De meest betrouwbare manier teneinde effectief met vooringenomenheid om te gaan, is een eenvoudige: ga vragen stellen en het liefst heel veel vragen! Goede & foute vragen zorgen voor triggers die de automatische breinreacties kan uitschakelen en kan zorgen voor een activering van de interne leider. Je kunt deze vragen aan jezelf (laten) stellen of aan de ander stellen. Door vragen te stellen, start je met observeren en daardoor vertraag je je handelen vanuit je automatische reactie. Er komt ruimte tussen de stimulus en de respons.
Goede vragen stellen
Wat zijn goede vragen? Dat zijn vragen die zorgen dat men zich niet meer laat leiden door het vooroordeel maar op een andere manier naar het vraagstuk of de situatie gaat kijken.
Je kunt bijvoorbeeld vragen stellen die zorgen dat mensen outside de box leren te denken. Ook een vraag die over toekomst gaat is een prima vraag.
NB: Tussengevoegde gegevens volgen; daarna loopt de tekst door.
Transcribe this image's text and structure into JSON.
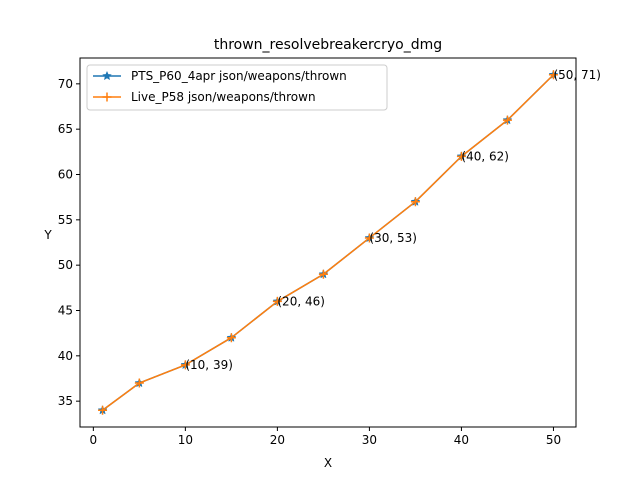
{
  "chart_data": {
    "type": "line",
    "title": "thrown_resolvebreakercryo_dmg",
    "xlabel": "X",
    "ylabel": "Y",
    "xlim": [
      -1.45,
      52.45
    ],
    "ylim": [
      32.15,
      72.85
    ],
    "xticks": [
      0,
      10,
      20,
      30,
      40,
      50
    ],
    "yticks": [
      35,
      40,
      45,
      50,
      55,
      60,
      65,
      70
    ],
    "legend_position": "upper-left",
    "grid": false,
    "x": [
      1,
      5,
      10,
      15,
      20,
      25,
      30,
      35,
      40,
      45,
      50
    ],
    "series": [
      {
        "name": "PTS_P60_4apr json/weapons/thrown",
        "values": [
          34,
          37,
          39,
          42,
          46,
          49,
          53,
          57,
          62,
          66,
          71
        ],
        "color": "#1f77b4",
        "marker": "star"
      },
      {
        "name": "Live_P58 json/weapons/thrown",
        "values": [
          34,
          37,
          39,
          42,
          46,
          49,
          53,
          57,
          62,
          66,
          71
        ],
        "color": "#ff7f0e",
        "marker": "plus"
      }
    ],
    "annotations": [
      {
        "x": 10,
        "y": 39,
        "text": "(10, 39)"
      },
      {
        "x": 20,
        "y": 46,
        "text": "(20, 46)"
      },
      {
        "x": 30,
        "y": 53,
        "text": "(30, 53)"
      },
      {
        "x": 40,
        "y": 62,
        "text": "(40, 62)"
      },
      {
        "x": 50,
        "y": 71,
        "text": "(50, 71)"
      }
    ]
  }
}
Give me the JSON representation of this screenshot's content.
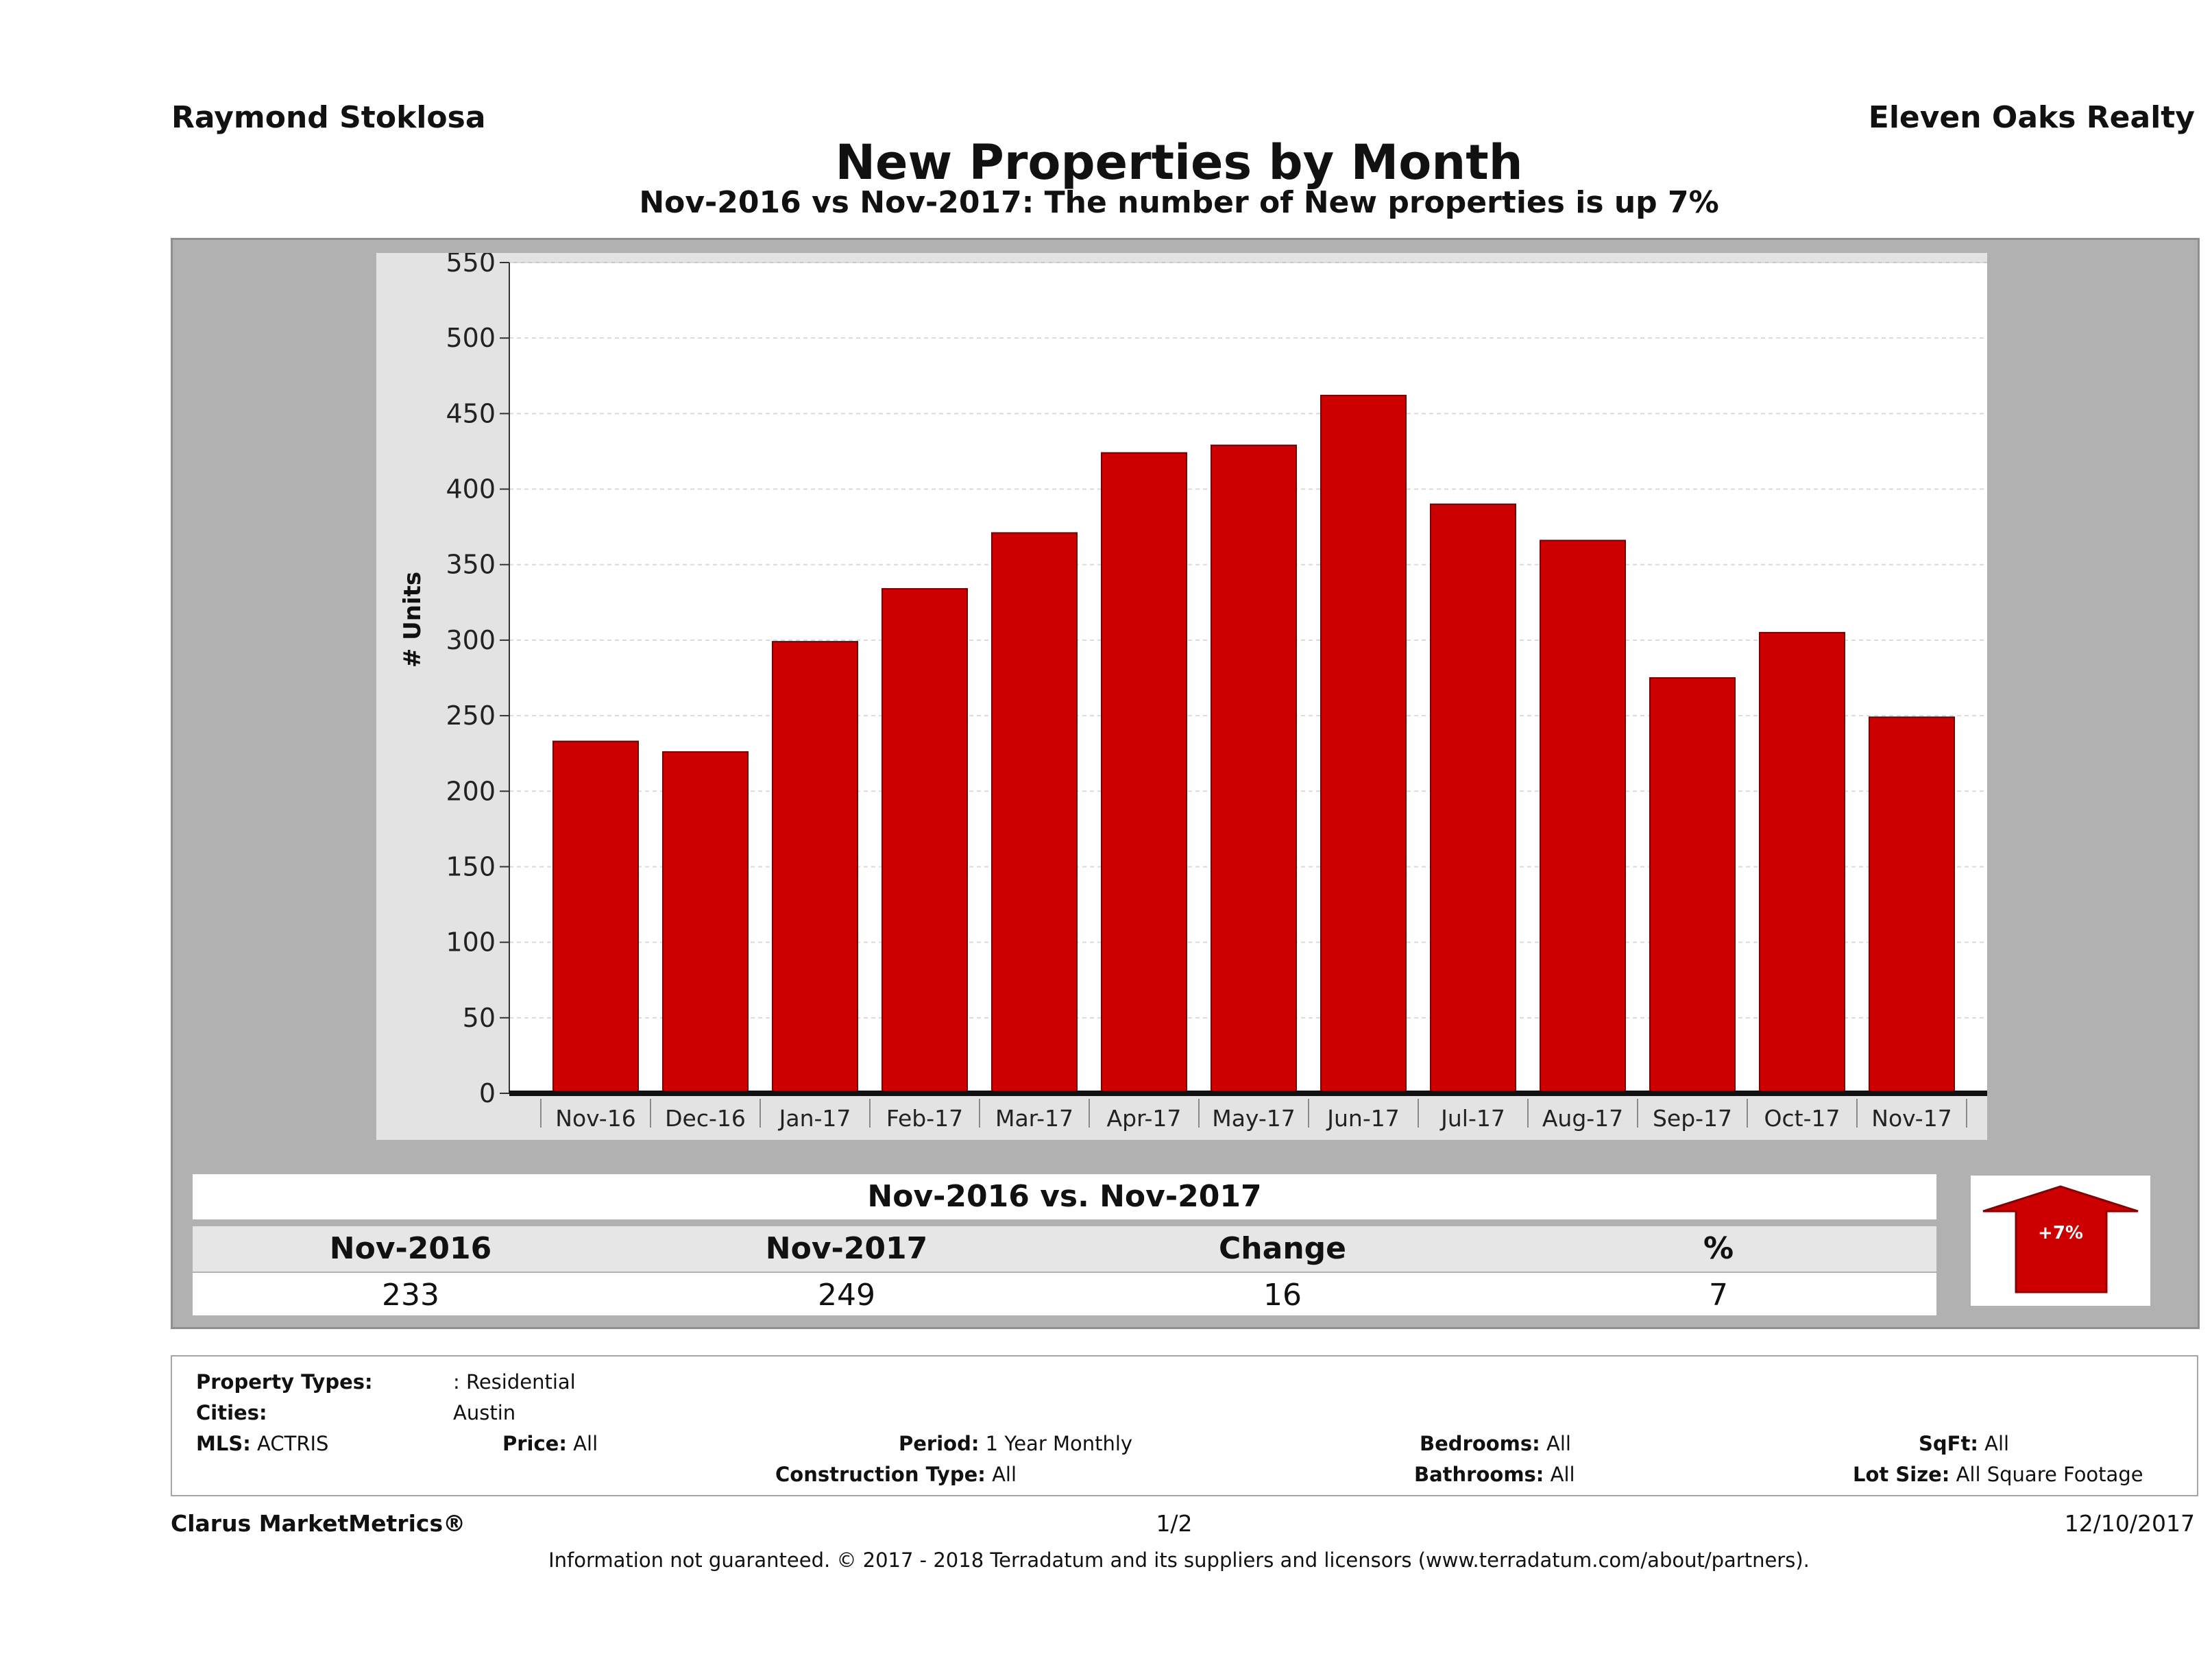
{
  "header": {
    "agent_name": "Raymond Stoklosa",
    "brokerage": "Eleven Oaks Realty",
    "title": "New Properties by Month",
    "subtitle": "Nov-2016 vs Nov-2017: The number of New  properties is up 7%"
  },
  "chart_data": {
    "type": "bar",
    "categories": [
      "Nov-16",
      "Dec-16",
      "Jan-17",
      "Feb-17",
      "Mar-17",
      "Apr-17",
      "May-17",
      "Jun-17",
      "Jul-17",
      "Aug-17",
      "Sep-17",
      "Oct-17",
      "Nov-17"
    ],
    "values": [
      233,
      226,
      299,
      334,
      371,
      424,
      429,
      462,
      390,
      366,
      275,
      305,
      249
    ],
    "ylabel": "# Units",
    "xlabel": "",
    "ylim": [
      0,
      550
    ],
    "yticks": [
      0,
      50,
      100,
      150,
      200,
      250,
      300,
      350,
      400,
      450,
      500,
      550
    ],
    "bar_color": "#cc0000",
    "grid": true
  },
  "summary": {
    "title": "Nov-2016 vs. Nov-2017",
    "headers": [
      "Nov-2016",
      "Nov-2017",
      "Change",
      "%"
    ],
    "values": [
      "233",
      "249",
      "16",
      "7"
    ],
    "badge": "+7%",
    "badge_color": "#cc0000"
  },
  "filters": {
    "property_types_label": "Property Types:",
    "property_types_value": ": Residential",
    "cities_label": "Cities:",
    "cities_value": "Austin",
    "mls_label": "MLS:",
    "mls_value": "ACTRIS",
    "price_label": "Price:",
    "price_value": "All",
    "period_label": "Period:",
    "period_value": "1 Year Monthly",
    "construction_label": "Construction Type:",
    "construction_value": "All",
    "bedrooms_label": "Bedrooms:",
    "bedrooms_value": "All",
    "bathrooms_label": "Bathrooms:",
    "bathrooms_value": "All",
    "sqft_label": "SqFt:",
    "sqft_value": "All",
    "lot_label": "Lot Size:",
    "lot_value": "All Square Footage"
  },
  "footer": {
    "product": "Clarus MarketMetrics®",
    "page": "1/2",
    "date": "12/10/2017",
    "disclaimer": "Information not guaranteed. © 2017 - 2018 Terradatum and its suppliers and licensors (www.terradatum.com/about/partners)."
  }
}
Wat ik vaak doe, is een metafoor laten bedenken, die past bij het vraagstuk, hierdoor wordt ook vaak de interne leider getriggerd.
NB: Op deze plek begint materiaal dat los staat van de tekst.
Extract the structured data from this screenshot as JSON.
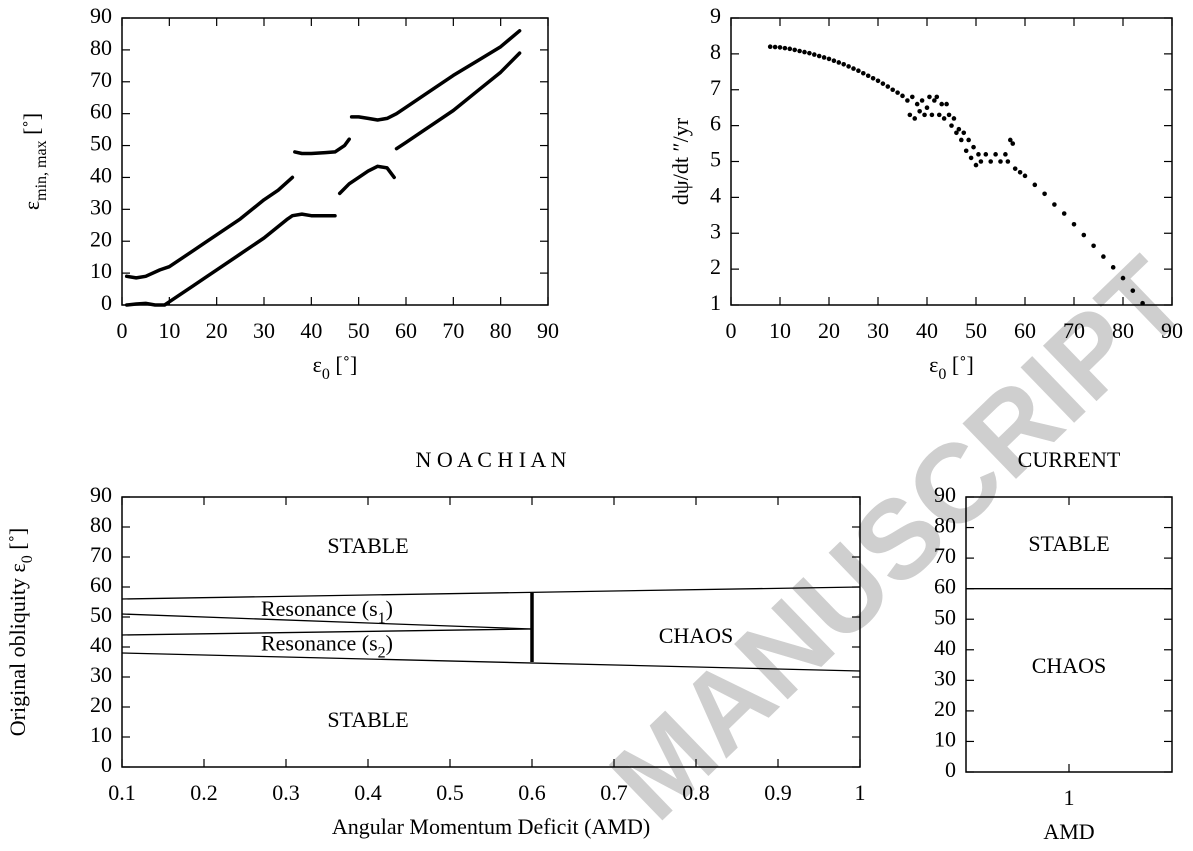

Samenvattend: de hersenen bewandelen graag de kortste weg, want dat kost het minste energie. Door vragen te stellen kun je je interne leider activeren waardoor vooringenomenheid vermindert. En de start van een nieuw inzicht is geboren!
Los van de techniek van de juiste vragen stellen, is je eigen houding ook zeker cruciaal! Ik zie soms managers weliswaar prima vragen stellen, maar door de agressieve houding zal de ander niet getriggerd worden om zijn interne leider te activeren. Je dient vragen te stellen vanuit een constructieve houding die gebaseerd is op een diep verlangen iets te ontwikkelen of te verbeteren. Bij deze houding hoort ook goed luisteren. Met je interne leider luisteren, is horen wat er echt gezegd wordt. Terwijl als je met je volger luistert, je de woorden wellicht hoort maar niet hebt begrepen wat er echt gezegd wordt.
Vorige week gaf ik een training. In deze training maakte ik gebruik van een trainingsacteur om managers te laten oefenen in het stellen van de juiste vragen. Het was een echte game-changer. Alle managers moesten leren hun mond te houden en te stoppen met adviezen te geven. Door flink te oefenen kregen ze door, hoe effectief vragen stellen en hun mond houden kan zijn! Een echte game changer die ik alle managers van harte gun.